The Fisher information of a random variable $Y$ about a parameter $\theta$ upon which the probability of $Y$ depends is:
$\mathcal{I}_Y(\theta)= -E\left[\left.\strut \frac{\partial^2}{\partial \theta^2} \,\log f\left(Y;\theta\right)\right | \theta \right]\enspace ,$
where $f\left(Y;\theta\right)$ denotes the probability density of $Y$ conditional on the value of $\theta$. Roughly speaking, Fisher information measures the extent to which $Y$ can be used to estimate $\theta$, the precise statement given by the Cramér-Rao Theorem.
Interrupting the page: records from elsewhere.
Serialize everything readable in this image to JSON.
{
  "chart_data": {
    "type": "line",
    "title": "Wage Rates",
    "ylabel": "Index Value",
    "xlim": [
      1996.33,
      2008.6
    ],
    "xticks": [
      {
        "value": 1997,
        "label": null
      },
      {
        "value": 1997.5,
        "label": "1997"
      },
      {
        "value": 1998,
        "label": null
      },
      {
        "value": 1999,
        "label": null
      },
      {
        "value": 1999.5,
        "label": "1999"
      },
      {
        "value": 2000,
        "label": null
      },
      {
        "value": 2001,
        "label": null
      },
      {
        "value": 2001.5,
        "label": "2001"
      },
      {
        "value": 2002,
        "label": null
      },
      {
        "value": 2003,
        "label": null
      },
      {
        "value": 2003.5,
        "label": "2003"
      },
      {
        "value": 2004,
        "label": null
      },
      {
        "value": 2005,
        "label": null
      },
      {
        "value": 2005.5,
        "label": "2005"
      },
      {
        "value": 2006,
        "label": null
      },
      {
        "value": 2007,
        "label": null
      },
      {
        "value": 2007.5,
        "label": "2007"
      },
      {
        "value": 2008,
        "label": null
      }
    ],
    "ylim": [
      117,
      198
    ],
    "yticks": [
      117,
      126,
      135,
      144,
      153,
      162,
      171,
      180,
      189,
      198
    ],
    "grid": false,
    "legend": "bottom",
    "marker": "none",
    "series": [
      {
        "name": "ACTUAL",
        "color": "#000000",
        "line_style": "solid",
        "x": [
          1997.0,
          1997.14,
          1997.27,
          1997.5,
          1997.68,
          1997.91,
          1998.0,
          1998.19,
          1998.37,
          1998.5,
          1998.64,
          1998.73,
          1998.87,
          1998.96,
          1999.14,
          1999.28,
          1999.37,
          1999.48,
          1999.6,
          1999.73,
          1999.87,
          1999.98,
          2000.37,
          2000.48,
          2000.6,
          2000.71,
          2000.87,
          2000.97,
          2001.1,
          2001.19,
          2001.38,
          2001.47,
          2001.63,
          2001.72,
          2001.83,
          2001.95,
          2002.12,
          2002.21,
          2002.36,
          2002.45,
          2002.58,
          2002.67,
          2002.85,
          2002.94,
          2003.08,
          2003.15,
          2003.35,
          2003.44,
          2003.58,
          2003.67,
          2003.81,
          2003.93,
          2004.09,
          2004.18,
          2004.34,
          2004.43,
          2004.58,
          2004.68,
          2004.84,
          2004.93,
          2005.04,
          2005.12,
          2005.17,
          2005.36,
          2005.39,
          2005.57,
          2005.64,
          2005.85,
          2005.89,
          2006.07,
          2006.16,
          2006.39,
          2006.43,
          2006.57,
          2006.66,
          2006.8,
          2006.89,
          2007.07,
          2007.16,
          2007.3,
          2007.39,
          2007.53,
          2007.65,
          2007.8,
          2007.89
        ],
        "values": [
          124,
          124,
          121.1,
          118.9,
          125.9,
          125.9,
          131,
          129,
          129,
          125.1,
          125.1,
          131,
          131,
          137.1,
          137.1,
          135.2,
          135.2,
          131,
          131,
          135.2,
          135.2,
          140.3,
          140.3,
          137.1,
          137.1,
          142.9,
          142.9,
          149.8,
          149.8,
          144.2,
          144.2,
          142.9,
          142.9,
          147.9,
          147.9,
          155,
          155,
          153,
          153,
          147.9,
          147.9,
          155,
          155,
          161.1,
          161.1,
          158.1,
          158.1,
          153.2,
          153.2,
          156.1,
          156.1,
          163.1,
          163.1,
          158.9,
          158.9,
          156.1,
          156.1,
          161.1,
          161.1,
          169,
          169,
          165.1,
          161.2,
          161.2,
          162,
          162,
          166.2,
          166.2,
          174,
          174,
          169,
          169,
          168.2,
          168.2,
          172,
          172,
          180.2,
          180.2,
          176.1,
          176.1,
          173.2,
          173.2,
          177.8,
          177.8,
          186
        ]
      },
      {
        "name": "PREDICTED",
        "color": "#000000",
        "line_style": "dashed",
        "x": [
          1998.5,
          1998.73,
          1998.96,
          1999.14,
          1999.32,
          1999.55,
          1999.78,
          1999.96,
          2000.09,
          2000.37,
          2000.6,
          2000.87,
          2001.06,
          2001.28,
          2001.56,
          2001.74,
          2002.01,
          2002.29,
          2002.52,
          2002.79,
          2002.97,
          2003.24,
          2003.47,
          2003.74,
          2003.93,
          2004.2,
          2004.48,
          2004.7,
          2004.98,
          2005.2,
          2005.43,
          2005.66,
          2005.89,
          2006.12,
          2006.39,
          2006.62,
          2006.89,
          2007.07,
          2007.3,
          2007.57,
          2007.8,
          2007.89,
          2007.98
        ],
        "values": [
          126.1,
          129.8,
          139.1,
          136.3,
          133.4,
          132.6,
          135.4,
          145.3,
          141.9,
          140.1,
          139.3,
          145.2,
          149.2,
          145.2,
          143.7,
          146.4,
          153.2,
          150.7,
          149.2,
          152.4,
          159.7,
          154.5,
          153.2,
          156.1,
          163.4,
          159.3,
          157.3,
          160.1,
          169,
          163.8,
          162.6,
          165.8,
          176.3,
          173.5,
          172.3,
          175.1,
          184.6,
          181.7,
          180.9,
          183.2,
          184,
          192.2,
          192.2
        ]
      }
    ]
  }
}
In the case of a $\{0,1\}$ -valued Bernoulli random variable $X$ with mean $\theta\in(0,1)$, a sample of $X$ (considered itself as a random variable) has Fisher information $(\theta(1-\theta))^{-1}$ about $\theta$, as computed for example on Wikipedia. My question is whether this is known to be optimal for a single bit.
More precisely:
Question: Let $x_1,x_2,\ldots,x_k$ be iid $\{0,1\}$-valued Bernoulli random variables with mean $\theta$ (I'm happy taking $k=2$), and let $g$ be a function mapping $(x_1,x_2,\ldots,x_k)$ to another $\{0,1\}$-valued Bernoulli random variable $Y$. Is it guaranteed that $\mathcal{I}_{g(x_1,x_2,\ldots,x_k)}(\theta)\leq (\theta(1-\theta))^{-1}= \mathcal{I}_{x_1}(\theta)$ ?
My naïve intuition is that this is true, because no single bit ought to be able to carry more information about $\theta$ than a sample. In this sense, if you want to communicate a parameter of a random variable you can't do better than sending samples. If there were any way to compress the information in Bernoulli samples, everyone would be doing it! But I don't know where such problems are discussed and I can't see a proof.